The pgr1 mutant of Arabidopsis thaliana carries a single point mutation (P194L) in the Rieske subunit of the cytochrome b 6 / f (cyt b 6 / f ) complex and is characterised by a reduced electron transport activity at saturating light intensities in vivo. We have investigated the electron transport in this mutant under in vitro conditions. Measurements of P700 reduction kinetics and of photosynthetic electron transport rates indicated that electron transfer from cyt b 6 / f to photosystem I is not generally reduced in the mutant, but that the pH dependence of this reaction is altered.
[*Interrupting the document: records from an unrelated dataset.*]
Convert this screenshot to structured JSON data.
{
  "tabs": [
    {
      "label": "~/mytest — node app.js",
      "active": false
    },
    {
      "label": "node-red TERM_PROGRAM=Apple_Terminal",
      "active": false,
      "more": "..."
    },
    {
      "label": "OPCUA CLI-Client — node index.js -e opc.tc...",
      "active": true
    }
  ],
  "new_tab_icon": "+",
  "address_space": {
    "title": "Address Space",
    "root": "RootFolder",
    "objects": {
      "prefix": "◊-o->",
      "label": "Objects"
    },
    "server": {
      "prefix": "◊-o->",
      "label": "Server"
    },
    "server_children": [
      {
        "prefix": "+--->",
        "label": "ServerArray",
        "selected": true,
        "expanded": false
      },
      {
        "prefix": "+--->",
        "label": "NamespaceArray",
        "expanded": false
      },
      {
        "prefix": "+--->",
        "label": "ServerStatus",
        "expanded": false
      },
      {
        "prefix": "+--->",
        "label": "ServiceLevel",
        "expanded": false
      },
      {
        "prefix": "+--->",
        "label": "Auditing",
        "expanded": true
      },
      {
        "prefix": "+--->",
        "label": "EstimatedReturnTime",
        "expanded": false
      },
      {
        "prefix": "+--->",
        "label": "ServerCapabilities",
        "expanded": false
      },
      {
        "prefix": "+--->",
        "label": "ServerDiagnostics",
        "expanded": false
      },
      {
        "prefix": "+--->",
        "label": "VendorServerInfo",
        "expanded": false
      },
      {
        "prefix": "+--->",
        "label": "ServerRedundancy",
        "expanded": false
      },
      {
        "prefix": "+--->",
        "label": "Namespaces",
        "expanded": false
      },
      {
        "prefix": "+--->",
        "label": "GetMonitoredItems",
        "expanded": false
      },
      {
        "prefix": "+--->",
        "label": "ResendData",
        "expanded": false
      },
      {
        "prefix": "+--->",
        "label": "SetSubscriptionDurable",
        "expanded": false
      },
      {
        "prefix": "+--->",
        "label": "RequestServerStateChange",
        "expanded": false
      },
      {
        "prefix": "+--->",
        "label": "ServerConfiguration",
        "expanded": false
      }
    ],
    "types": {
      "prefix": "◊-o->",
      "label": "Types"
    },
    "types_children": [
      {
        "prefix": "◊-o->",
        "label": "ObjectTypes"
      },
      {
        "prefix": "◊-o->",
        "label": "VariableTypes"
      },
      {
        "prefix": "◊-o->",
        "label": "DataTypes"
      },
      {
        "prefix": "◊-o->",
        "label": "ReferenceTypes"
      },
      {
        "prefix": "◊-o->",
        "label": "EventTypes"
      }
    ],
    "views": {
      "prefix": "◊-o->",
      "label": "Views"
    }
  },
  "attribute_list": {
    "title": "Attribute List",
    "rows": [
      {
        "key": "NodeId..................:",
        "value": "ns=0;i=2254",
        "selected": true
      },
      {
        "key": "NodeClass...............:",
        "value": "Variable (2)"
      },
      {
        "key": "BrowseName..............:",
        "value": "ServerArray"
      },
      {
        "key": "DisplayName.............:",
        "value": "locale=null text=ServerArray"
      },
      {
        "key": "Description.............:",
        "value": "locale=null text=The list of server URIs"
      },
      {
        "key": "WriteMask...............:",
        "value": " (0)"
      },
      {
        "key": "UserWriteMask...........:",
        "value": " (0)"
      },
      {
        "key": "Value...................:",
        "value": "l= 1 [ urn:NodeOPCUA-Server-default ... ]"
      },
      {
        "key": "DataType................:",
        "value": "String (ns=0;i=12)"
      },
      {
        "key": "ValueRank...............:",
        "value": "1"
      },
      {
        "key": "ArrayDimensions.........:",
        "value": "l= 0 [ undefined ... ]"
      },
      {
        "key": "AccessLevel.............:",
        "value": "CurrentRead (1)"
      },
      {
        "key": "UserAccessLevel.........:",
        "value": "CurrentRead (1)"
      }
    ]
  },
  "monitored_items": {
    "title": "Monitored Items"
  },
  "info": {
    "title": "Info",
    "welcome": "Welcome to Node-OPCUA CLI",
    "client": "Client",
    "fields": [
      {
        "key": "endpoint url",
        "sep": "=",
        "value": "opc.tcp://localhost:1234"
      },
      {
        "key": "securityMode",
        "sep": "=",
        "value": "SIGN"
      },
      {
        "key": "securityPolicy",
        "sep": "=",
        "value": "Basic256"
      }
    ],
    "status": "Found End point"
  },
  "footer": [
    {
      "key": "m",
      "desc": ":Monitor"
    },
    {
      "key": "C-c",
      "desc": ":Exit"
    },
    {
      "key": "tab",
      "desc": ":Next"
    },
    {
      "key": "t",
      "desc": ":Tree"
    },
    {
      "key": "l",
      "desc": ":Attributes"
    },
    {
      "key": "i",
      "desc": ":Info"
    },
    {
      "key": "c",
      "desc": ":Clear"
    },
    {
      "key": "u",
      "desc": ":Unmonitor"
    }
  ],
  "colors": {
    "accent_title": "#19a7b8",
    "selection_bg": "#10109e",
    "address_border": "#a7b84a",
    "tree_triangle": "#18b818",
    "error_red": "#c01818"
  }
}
The data imply that the pH‐dependent inactivation of electron transport through cyt b 6 / f is shifted by about 1 pH unit to more alkaline pH values in pgr1 thylakoids in comparison with wild‐type thylakoids. This interpretation was confirmed by determination of the transmembrane ΔpH at different stromal pH values showing that the lumen pH in pgr1 mutant plants cannot drop below pH 6 reflecting most likely a shift of the p K and/or the redox potential of the oxidised Rieske protein.